There is a growing move to redefine the acronym AI as augmented -- rather than artificial – intelligence, a nod to its intended role to help humans rather than replace them in work.

But it remains an open question just how willing people will be to take constructive feedback on the way they work from an algorithm or machine.

Researchers at MIT Media Lab are trying to understand that dynamic better.

The researchers want to understand how people’s biases affect how they react, and to get a computer to provide feedback that might help them to change their behaviour.

“We call this human-in-the-loop machine learning,” lab director Joichi Ito told attendees of the IBM World of Watson conference in Las Vegas.

“The idea is can we make the computer smarter by understanding the biases of the humans, but then can we go back to the human being and help them improve?”

Traditionally, Ito said, computer scientists built machine learning models and tweaked them incessantly until the results they produced “roughly match reality”

Only then were people invited to use the models and provide feedback on their relative success.

MIT’s research changes that.

“What we’re doing here is actively putting a human being into the training loop, and we can also create an interface where we’re providing [them] feedback in real time,” Ito said.

In other words, Ito and his team want to create machine learning models and algorithms not just using data; industry professionals are invited to interpret the data.

That interpretation – called a “lens” – is used to help the machine understand the different inferences possible, potentially making it more accurate in recognising the right answer, as well as where the humans trying to work out the right answer are going wrong.

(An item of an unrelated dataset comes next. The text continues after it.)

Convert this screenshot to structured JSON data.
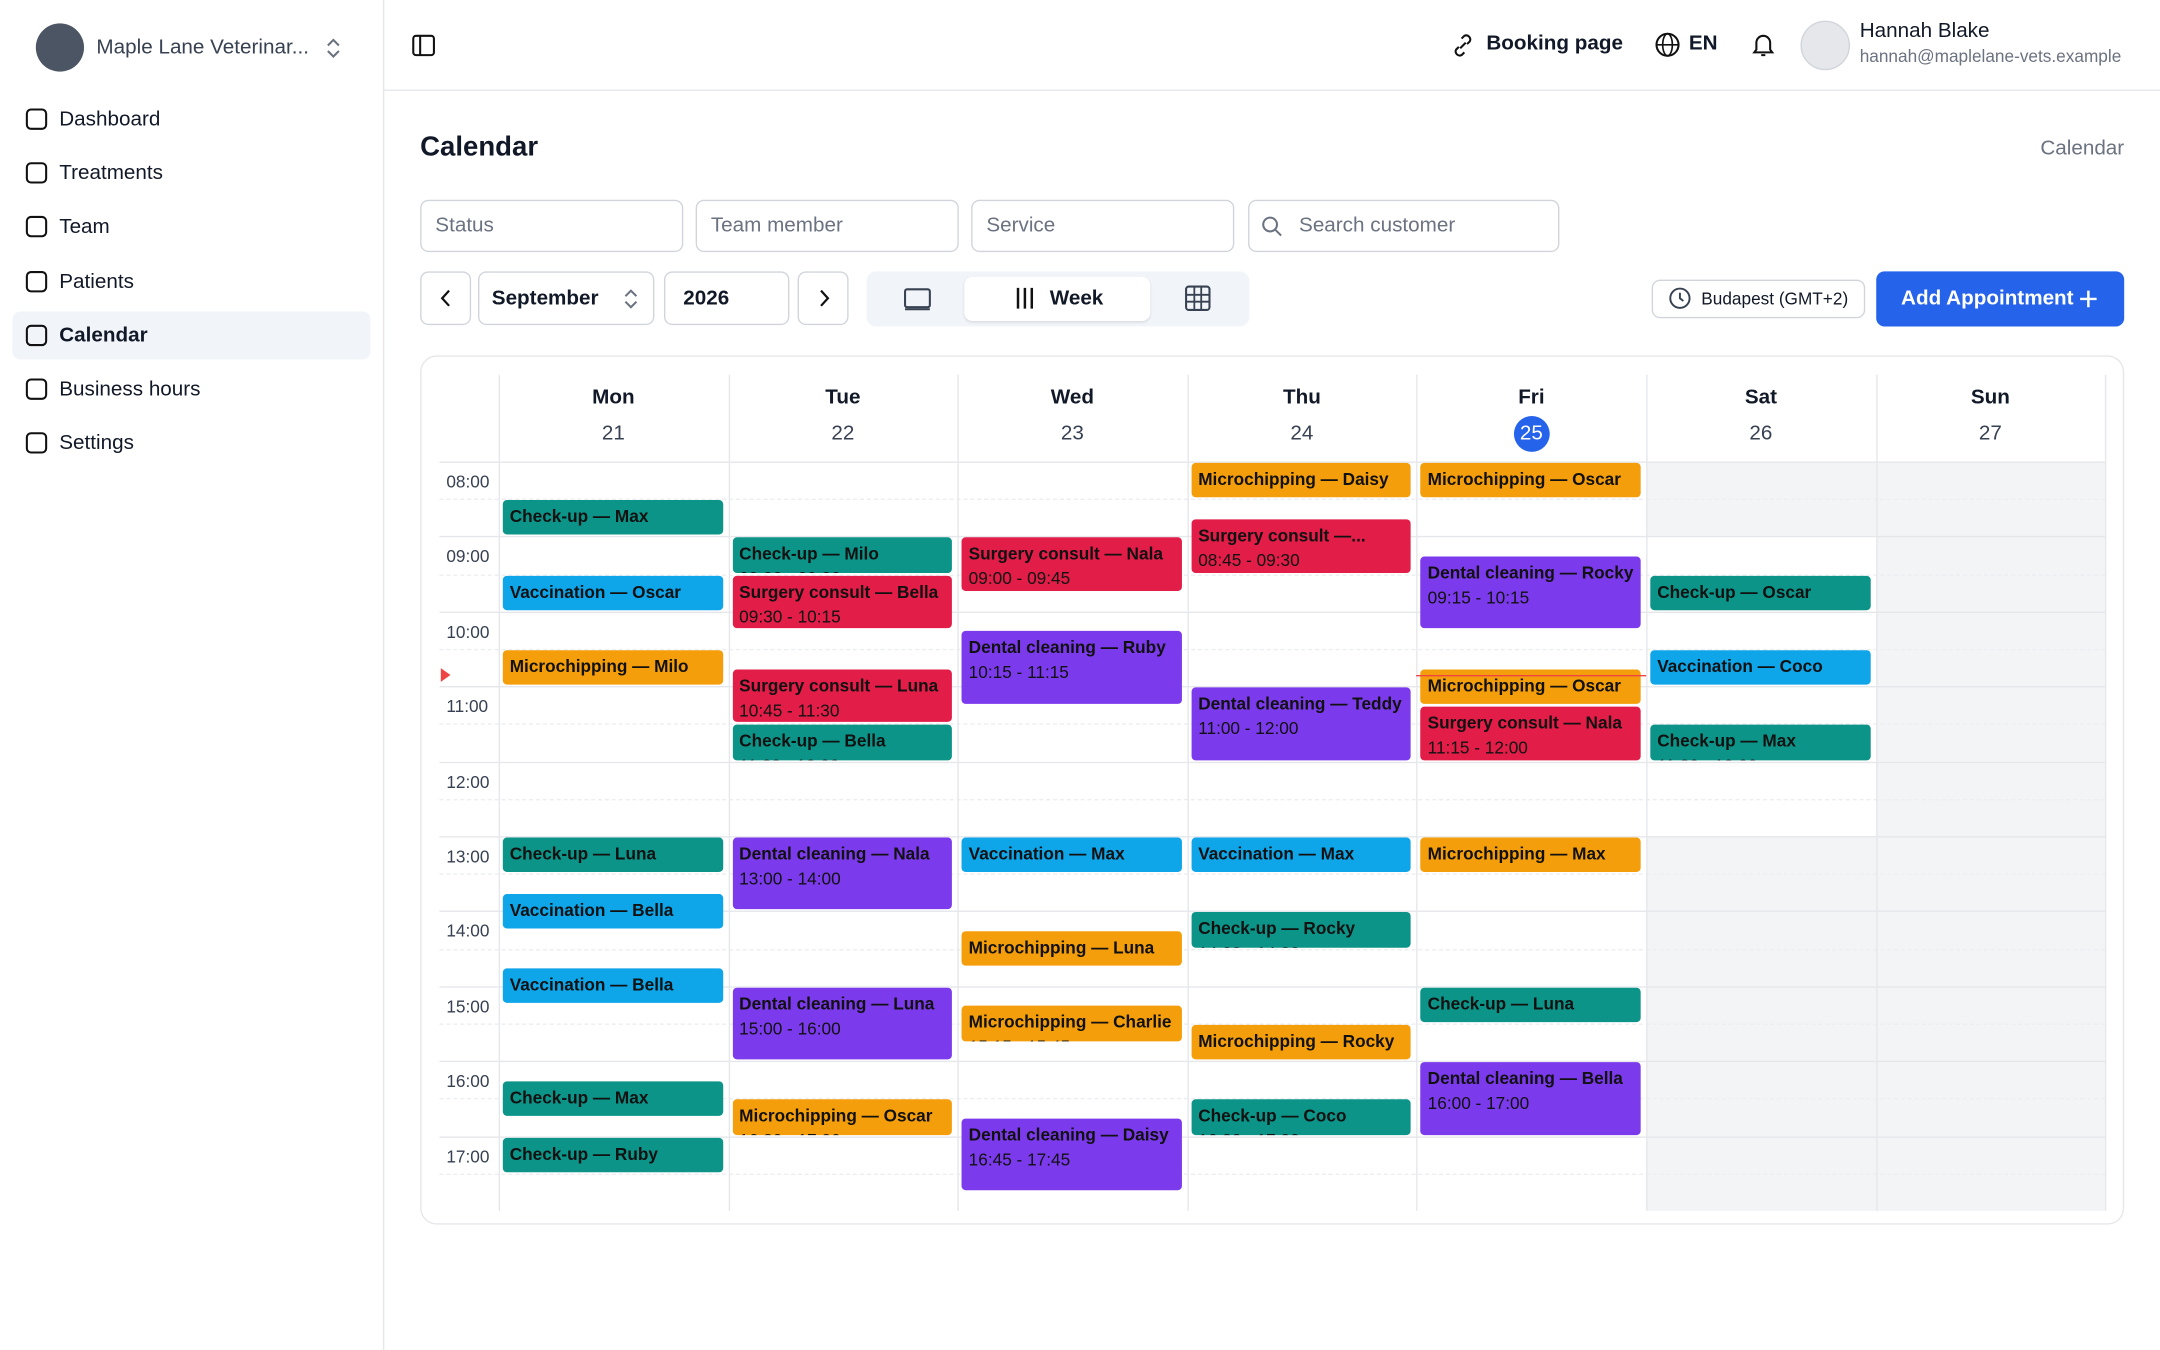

The payback for the professional – if they want it – is the opportunity for self-improvement by taking on board feedback and advice from the machine.

“If you can imagine, if at any time you make a decision, the [machine can] say, ‘by the way, that decision you made is a little bit biased in this direction’,” Ito said.

“It probably depends on the industry and personality of the person whether they care about whether they have biases or not, but … maybe you can improve yourself.

“This idea of bringing humans into the training loop rather than just having them as outside customers is a fairly popular trend in AI that we’re working on quite a bit at the lab.”

Ito believed stock market traders could be open to this type of coaching by a computer.

“If you’re a trader on Wall Street and you’re making trades, you want to know every single bias that you have,” he said.

However, medical doctors, for example, may be more reticent to take feedback or advice from their computers.

The lab is presently involved in joint research to create algorithms that could help diagnose patients’ conditions based on the conversation between the doctor and patient alone.

Though the algorithms are designed to take into account and recognise biases of the doctor, and have the capability to feed that back to them, Ito isn’t sure just how receptive they might be to the idea.

Ry Crozier attended IBM's World of Watson as a guest of IBM.